The extraordinarily superior Adamites, however, would appear suddenly 35,000 years ago. Even under the "beneficent mutant" theory, that would be one heck of a beneficial mutation. However modeled on existing DNA it was, it was effectively the mutation from outer space. But, again, we have less and less of human remains to go by as we go back in time; and the relatively small initial Adamite population, while it left a huge footprint on human biology and history, is as subject to merciless Nature as any other population regarding leaving us their biological record. Identifying the early Adamites, as far as I know, is beyond any current anthropological discovery.

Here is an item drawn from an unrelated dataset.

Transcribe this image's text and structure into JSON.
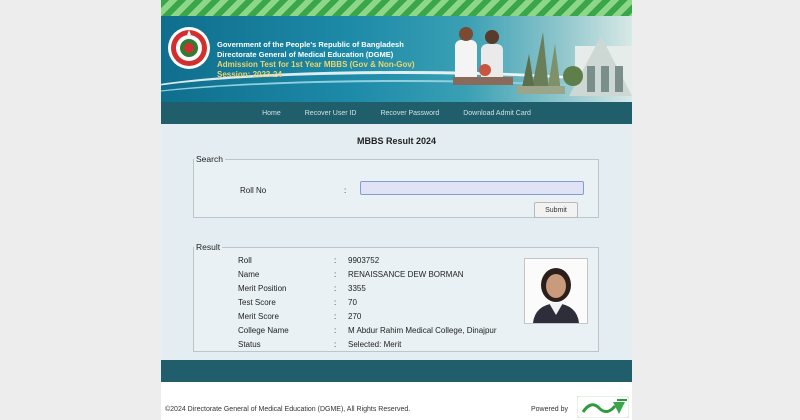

They did admix with the Nodites, significantly, and eventually the superevolutionary Andite strains more or less permeated the world's evolutionary populations, which populations themselves continued to mix with one another. We are unlikely to be able to trace backward to anything like a good picture of the millennia-old Adamic origins, given only the utterly blended populations we have today, and the pitifully tiny records we have been fortunate to discover.

As far as I can tell, the Urantia Papers give us mostly information which we could never discover on our own, not for scientific curiosity, although it stimulates that well enough, but for the understanding of our origins, our world's overcontrol and watchcare, from the earliest power controllers, to the resignation of the Life Carriers upon the arrival of human sentience, to the succession of revelations of divine truth.

Perhaps some revealing burial mound under ancient sands will one day confirm some aspects of what the Urantia Papers say about the earliest Adamites, but without something that strong, we will only have the Papers as a broad box-top picture for understanding all the little pieces we get.